No estuve en su casa. No
pude y me dio pena. No había hecho mis deberes, es cierto, pero es que las
palabras no me salían. No es que no me pudiera la voluntad, que quisiera
haberla tenido, sino que fue la impotencia del espíritu la que paralizó mi
mente para crear, ordenar e hilar palabras. Imágenes tenía, esbozos de cosas me
habían ido surgiendo, pero surgían débiles, distantes en sí, sin ritmo. Sentí
la imposibilidad de materializar lo que mi mente –no sé si enferma- apenas
entresacaba. No fue por falta de sentimiento, sino ausencia de pulso, lo que me
impidió primero hacer y luego acudir. Por eso me quedé compungido. No ha sido
la primera vez, ya me ocurrió a principios de año. Me resulta difícil decirlo y
explicarlo. Me duele haberlo hecho. Dejé en febrero al vino y en octubre me
quebré con los nómadas. Dos temas que dan para mucho y que me resultan entre
próximos y bonitos.
El vino de Dionisos, de la
eucaristía y el de cada día. El vino en multitud de matices de colores y
sabores. La artesanía de un caldo que surge desde las entrañas de la tierra
para fructificar en racimos que,
molteados, se fermentan hasta la apoteosis. Con él nada mejor que tener en
cuenta el punto y la medida. La clave para saborearlo en su dimensión y la
conciencia de tenerlo sin que nos sobrevenga lo no deseado. En ese equilibrio,
aunque me repita, está la apoteosis.
Y, ¡ay!, los nómadas, el
nomadeo, el nomadismo… El ir y venir sin cesar y sin prisas. El principio de la
humanidad. La herencia que nos queda de los tiempos más remotos. Una realidad
que todavía pervive en gente, en muy poca, manteniendo la esencia del trasvase
continuo, del movimiento permanente. Para la mayoría, sin embargo, le queda un
eco que se alberga en el subconsciente colectivo. El eco que nos lleva todavía
a no parar, a querer trasegar, a buscar, también a curiosear…
Han pasado unos meses y
ahora intento no sé si resarcirme, pero, al menos, sí desahogarme.
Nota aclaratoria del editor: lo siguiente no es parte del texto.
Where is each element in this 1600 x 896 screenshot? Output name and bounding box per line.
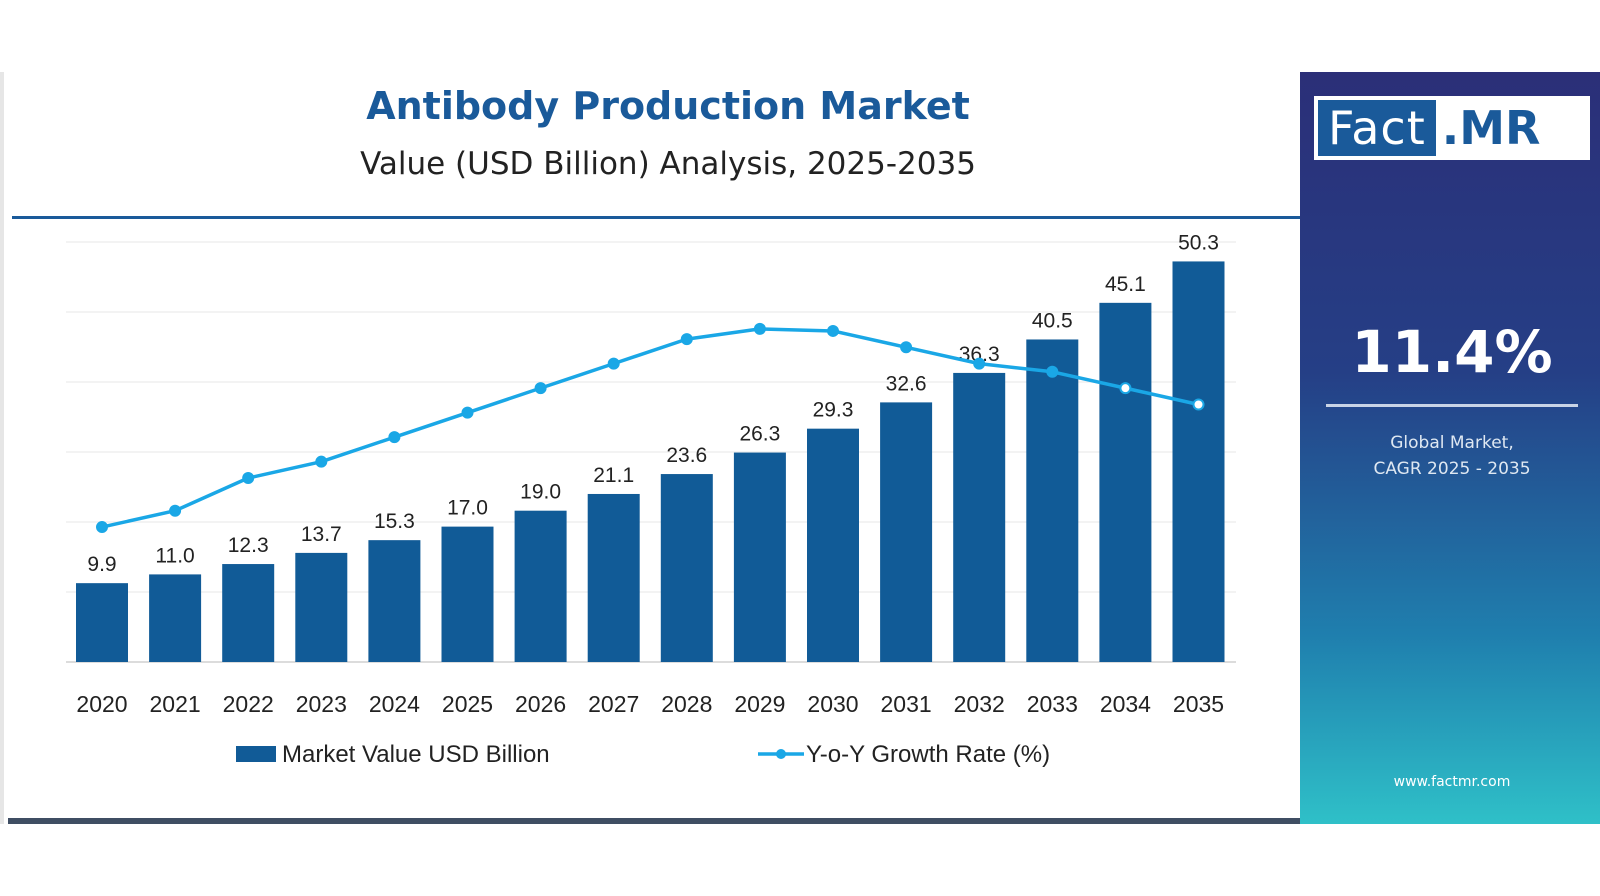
growth-rate-point (242, 472, 255, 485)
logo-mr-text: .MR (1441, 101, 1541, 155)
bar-2027 (587, 493, 640, 662)
x-tick-label: 2028 (661, 691, 712, 717)
bar-2025 (441, 526, 494, 662)
bar-2031 (880, 402, 933, 662)
x-tick-label: 2022 (223, 691, 274, 717)
x-tick-label: 2025 (442, 691, 493, 717)
growth-rate-point (973, 357, 986, 370)
x-tick-label: 2029 (734, 691, 785, 717)
bar-2021 (149, 574, 202, 662)
growth-rate-line (101, 327, 1199, 529)
bar-value-label: 32.6 (886, 372, 927, 395)
x-tick-label: 2027 (588, 691, 639, 717)
logo-fact-text: Fact (1318, 100, 1436, 156)
x-tick-label: 2021 (150, 691, 201, 717)
chart-title: Antibody Production Market (366, 84, 970, 128)
legend-line-marker (776, 749, 786, 759)
cagr-label-line2: CAGR 2025 - 2035 (1373, 459, 1531, 479)
growth-rate-point (900, 341, 913, 354)
bar-value-label: 9.9 (87, 553, 116, 576)
title-divider (12, 216, 1304, 219)
bar-2030 (807, 428, 859, 662)
growth-rate-point (96, 521, 108, 534)
bar-value-label: 26.3 (739, 423, 780, 446)
growth-rate-point (753, 322, 766, 335)
bar-value-label: 12.3 (228, 534, 269, 557)
x-tick-label: 2020 (76, 691, 127, 717)
legend-line-label: Y-o-Y Growth Rate (%) (806, 741, 1050, 768)
bar-2029 (733, 452, 786, 662)
bottom-divider (8, 818, 1300, 824)
x-tick-label: 2033 (1027, 691, 1078, 717)
bar-2023 (295, 552, 348, 662)
growth-rate-point (534, 382, 547, 395)
bar-2033 (1026, 339, 1079, 662)
growth-rate-point (607, 357, 620, 370)
bar-2024 (368, 540, 421, 662)
growth-rate-point (680, 333, 693, 346)
cagr-label-line1: Global Market, (1390, 433, 1514, 453)
website-link[interactable]: www.factmr.com (1393, 774, 1511, 790)
cagr-value: 11.4% (1351, 318, 1553, 386)
growth-rate-point (827, 324, 839, 337)
x-tick-label: 2024 (369, 691, 420, 717)
bar-2035 (1172, 261, 1225, 662)
bar-value-label: 15.3 (374, 510, 415, 533)
growth-rate-point (1119, 382, 1132, 395)
bar-value-label: 23.6 (666, 444, 707, 467)
bar-2028 (660, 474, 713, 662)
bar-2026 (514, 510, 567, 662)
chart-subtitle: Value (USD Billion) Analysis, 2025-2035 (360, 146, 976, 182)
growth-rate-point (169, 504, 182, 517)
x-tick-label: 2032 (954, 691, 1005, 717)
bar-value-label: 19.0 (520, 481, 561, 504)
x-tick-label: 2026 (515, 691, 566, 717)
bar-value-label: 29.3 (813, 399, 854, 422)
growth-rate-point (388, 431, 401, 444)
bar-value-label: 13.7 (301, 523, 342, 546)
chart-panel: Antibody Production Market Value (USD Bi… (8, 72, 1304, 824)
growth-rate-point (461, 406, 474, 419)
x-tick-label: 2035 (1173, 691, 1224, 717)
legend-bar-swatch (236, 746, 276, 762)
bar-2032 (953, 372, 1006, 662)
bar-value-label: 21.1 (593, 464, 634, 487)
x-tick-label: 2034 (1100, 691, 1151, 717)
bar-value-label: 40.5 (1032, 309, 1073, 332)
legend-bar-label: Market Value USD Billion (282, 741, 550, 768)
x-tick-label: 2023 (296, 691, 347, 717)
brand-panel: Fact .MR 11.4% Global Market, CAGR 2025 … (1300, 72, 1600, 824)
bar-2022 (222, 564, 275, 662)
bar-line-chart: 9.9 2020 11.0 2021 12.3 2022 13.7 2023 15.3 2024 1… (66, 231, 1236, 768)
bar-value-label: 50.3 (1178, 231, 1219, 254)
factmr-logo: Fact .MR (1314, 96, 1590, 160)
x-tick-label: 2031 (881, 691, 932, 717)
x-tick-label: 2030 (807, 691, 858, 717)
cagr-label: Global Market, CAGR 2025 - 2035 (1300, 430, 1600, 482)
growth-rate-point (1046, 365, 1059, 378)
chart-card: Antibody Production Market Value (USD Bi… (0, 72, 1600, 824)
bar-value-label: 17.0 (447, 497, 488, 520)
bar-2034 (1099, 302, 1152, 662)
bar-value-label: 45.1 (1105, 273, 1146, 296)
bar-value-label: 11.0 (155, 544, 194, 567)
bar-2020 (76, 583, 128, 662)
cagr-divider (1326, 404, 1578, 407)
growth-rate-point (315, 455, 328, 468)
growth-rate-point (1192, 398, 1205, 411)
Cómo nos han
llevado con cariño a sus inocentes debilidades. Cómo han conseguido que, pasado
el tiempo, sigamos saldando la deuda de la amistad contraída. Aunque haya sido
en parte, aunque haya sido para mi propio consuelo, con estas breves líneas,
apretadas por la necesidad y la premura, al menos he roto la impotencia que me
llevó en dos ocasiones a la ausencia.